Penelitian ini berupaya melihat dan menemukan bagaimana bentuk-bentuk dari fetisisme komoditas yang terjadi pada gaya hidup mahasiswa dan bagaimana fetisisme komoditas mempengaruhi penyikapan reflektif pada mahasiswa. Berdasarkan penelitian yang dilakukan maka peneliti mendapatkan suatu kesimpulan bahwasanya  persoalan gaya hidup bukan hanya problematika kelas atas yang berlimpah harta, namun saat ini dari kelas manapun bisa meniru dan memakai gaya hidup tertentu, meskipun hanya untuk berpura-pura. Sehingga gaya hidup sekarang bukan hanya monopoli kelas tertentu tapi telah menjadi lintas kelas. Gaya hidup modern sendiri akan mendorong seorang individu untuk mendefinisikan sikap, nilai-nilai, dan menunjukkan kekayaan serta posisi sosial seseorang melalui segala properti yang dimilikinya. Berbagai konstruk sosial tersebut akan menumbuhkan sifat fetish yang mendorong seseorang  pada suatu bentuk pemujaan terhadap berbagai komoditas atau wujud kebendaan. Bentuk-bentuk fetisisme komoditas dalam gaya hidup mahasiswa sendiri dapat dilihat dari gaya hidup modern diantaranya perayaan di Mall, Euforia di Bioskop dan penggunaan media elektonik maupun jejaring jejaring sosial (cyberspace). Mahasiswa dan Mahasiswi  ini rata-rata memiliki pilihan barang-barang bermerek dengan berbagai latar belakang yang berbeda. Mereka mempunyai motivasi masing-masing dalam pemilihan merek yakni sebagai bentuk ekspresi diri, mendapatkan jaminan kualitas bagus, fashionable dan trendsetter, serta adanya rasa kebahagiaan dan kebanggaan. Semuanya mahasiswa dalam penelitian ini terlibat dalam konsumsi terhadap merek. Atas dasar selera, ikut-ikutan dan ada pula yang karena gengsi. Hal ini menunjukkan nilai pakai suatu barang yang pada hakekatnya penting tidak terlalu diperhatikan lagi  dan yang paling utama dicari informan dalam penelitian ini adalah kebanyakan dari nilai simbolik dan prestisnya. 

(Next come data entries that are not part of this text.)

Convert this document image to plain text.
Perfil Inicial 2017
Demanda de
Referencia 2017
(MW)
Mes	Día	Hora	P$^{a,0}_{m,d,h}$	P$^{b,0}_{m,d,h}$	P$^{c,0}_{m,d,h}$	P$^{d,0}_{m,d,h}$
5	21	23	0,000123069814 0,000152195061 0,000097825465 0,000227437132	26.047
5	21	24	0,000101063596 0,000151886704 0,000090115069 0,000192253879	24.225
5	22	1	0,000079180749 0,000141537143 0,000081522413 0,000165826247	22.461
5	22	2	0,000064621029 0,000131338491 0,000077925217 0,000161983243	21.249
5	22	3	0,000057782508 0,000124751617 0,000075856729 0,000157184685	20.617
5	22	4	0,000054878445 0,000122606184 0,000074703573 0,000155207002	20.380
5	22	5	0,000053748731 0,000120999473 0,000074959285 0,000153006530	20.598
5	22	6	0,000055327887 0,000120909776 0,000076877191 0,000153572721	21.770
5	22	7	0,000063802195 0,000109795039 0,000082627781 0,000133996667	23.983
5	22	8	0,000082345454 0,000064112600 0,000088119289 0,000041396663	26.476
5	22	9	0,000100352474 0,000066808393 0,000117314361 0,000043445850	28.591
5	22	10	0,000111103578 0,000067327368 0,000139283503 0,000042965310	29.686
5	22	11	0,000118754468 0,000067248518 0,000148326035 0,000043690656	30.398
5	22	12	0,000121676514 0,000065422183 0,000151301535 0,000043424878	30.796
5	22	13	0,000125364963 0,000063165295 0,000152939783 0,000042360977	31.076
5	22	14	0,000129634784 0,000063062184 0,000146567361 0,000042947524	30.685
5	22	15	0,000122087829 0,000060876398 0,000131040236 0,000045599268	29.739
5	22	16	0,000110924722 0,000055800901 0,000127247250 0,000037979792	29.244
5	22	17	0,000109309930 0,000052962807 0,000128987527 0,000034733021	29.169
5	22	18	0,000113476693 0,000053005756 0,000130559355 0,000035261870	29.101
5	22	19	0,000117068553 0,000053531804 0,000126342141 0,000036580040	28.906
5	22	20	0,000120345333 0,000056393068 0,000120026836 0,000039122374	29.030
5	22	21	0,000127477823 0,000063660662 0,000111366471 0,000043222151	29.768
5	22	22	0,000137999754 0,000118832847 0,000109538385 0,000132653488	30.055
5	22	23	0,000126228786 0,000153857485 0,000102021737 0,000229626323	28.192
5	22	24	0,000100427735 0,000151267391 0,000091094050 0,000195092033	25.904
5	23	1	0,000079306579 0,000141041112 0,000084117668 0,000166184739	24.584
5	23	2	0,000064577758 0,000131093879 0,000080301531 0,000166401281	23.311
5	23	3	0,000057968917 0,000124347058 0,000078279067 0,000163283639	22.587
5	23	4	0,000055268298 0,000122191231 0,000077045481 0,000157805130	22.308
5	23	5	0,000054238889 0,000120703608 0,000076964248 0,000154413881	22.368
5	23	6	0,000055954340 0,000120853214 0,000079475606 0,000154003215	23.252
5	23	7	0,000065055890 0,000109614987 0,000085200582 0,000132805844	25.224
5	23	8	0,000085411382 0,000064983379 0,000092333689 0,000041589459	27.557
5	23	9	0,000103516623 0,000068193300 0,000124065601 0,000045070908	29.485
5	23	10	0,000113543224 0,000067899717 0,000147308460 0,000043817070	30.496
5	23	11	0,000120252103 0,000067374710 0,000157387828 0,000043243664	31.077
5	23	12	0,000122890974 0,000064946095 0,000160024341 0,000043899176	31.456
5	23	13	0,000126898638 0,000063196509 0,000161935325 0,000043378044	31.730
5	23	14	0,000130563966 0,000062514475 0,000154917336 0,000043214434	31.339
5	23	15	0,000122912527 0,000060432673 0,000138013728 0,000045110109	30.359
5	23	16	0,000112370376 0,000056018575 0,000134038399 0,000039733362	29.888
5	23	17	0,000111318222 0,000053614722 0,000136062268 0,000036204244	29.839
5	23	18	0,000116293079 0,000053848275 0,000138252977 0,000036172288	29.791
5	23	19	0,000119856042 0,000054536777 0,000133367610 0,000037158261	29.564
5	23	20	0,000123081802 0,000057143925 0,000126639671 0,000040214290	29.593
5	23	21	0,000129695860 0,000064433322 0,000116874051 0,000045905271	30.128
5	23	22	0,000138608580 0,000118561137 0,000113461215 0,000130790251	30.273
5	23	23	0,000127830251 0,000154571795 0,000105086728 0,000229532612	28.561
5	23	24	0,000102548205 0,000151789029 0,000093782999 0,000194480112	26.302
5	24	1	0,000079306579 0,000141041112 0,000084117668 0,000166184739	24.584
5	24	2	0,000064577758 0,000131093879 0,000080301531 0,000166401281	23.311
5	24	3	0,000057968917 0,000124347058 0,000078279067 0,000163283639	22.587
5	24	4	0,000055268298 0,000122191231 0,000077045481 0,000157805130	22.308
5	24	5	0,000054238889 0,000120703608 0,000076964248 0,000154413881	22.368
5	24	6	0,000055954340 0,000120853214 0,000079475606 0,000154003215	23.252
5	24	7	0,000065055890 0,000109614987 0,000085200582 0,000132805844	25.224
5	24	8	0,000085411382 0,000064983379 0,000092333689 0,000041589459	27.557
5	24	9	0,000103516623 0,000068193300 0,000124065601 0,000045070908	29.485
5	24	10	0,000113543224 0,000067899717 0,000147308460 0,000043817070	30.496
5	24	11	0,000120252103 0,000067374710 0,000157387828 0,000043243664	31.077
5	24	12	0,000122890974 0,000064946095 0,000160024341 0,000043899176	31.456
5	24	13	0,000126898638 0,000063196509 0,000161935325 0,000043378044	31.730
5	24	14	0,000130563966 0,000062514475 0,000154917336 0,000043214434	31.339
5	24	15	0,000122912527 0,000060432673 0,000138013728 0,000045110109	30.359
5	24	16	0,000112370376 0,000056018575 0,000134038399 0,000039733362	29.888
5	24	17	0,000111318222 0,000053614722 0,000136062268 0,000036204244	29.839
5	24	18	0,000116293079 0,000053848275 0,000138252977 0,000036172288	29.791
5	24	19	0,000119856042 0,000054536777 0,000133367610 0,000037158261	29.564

Fetisisme komoditas pada akhirnya memberikan dampak pada penurunan kualitas penyikapan reflektif mahasiswa yakni adanya pengejaran pada situs-situs dan atribut gaya hidup. Hal tersebut dapat terjadi apabila individu masih tidak nyaman dengan gaya hidup yang mereka jalani, individu akan selalu merasa ada hasrat yang kurang dan berusaha untuk mengejarnya. Pada akhirnya pengejaran secara terus menerus tersebut akan menyebabkan konsumtivisme pada status simbol. Manusia menjadi kehilangan hakekatnya sebagai mahluk personal, yang memiliki kebebasan dalam menentukan dirinya sendiri. Sehingga sulit mengenali mana yang benar-benar penting baginya atau tidak. Dari hal tersebut individu yang tercipta pada akhirnya menjadi individu yang mengikuti arus saja terombang ambing dengan berbagai pilihan, atau bahkan sudah masuk didalamnya dan sulit keluar karena alasan gengsi dan sebagainya.
Dengan pola konsumsi yang terus menerus tanpa dibarengi adanya kesadaran akan segala sesuatu (sikap reflektif)  maka dari sanalah yang menumbuhkan terjadinya fetisisme. Dan status quo kapitalisme dipertahankan oleh perilaku individu yang di dalamnya melalui cara konsumsi dalam kehidupan sehari-hari. Sehingga dapat dikatakan bahwa keterkaitan antara fetisisme dengan kapitalisme bahwa fetisisme menjadi salah satu pondasi kuat yang menyebabkan kapitalisme tetap bertahan.







Daftar Pustaka
Baudrillard. 2011. Masyarakat konsumsi.Yogyakarta:  Kreasi wacana.
          Baudrillard, Jean. 1981. For a Critique of the Political Economy of the  Sign, St. Louis: Telos Press.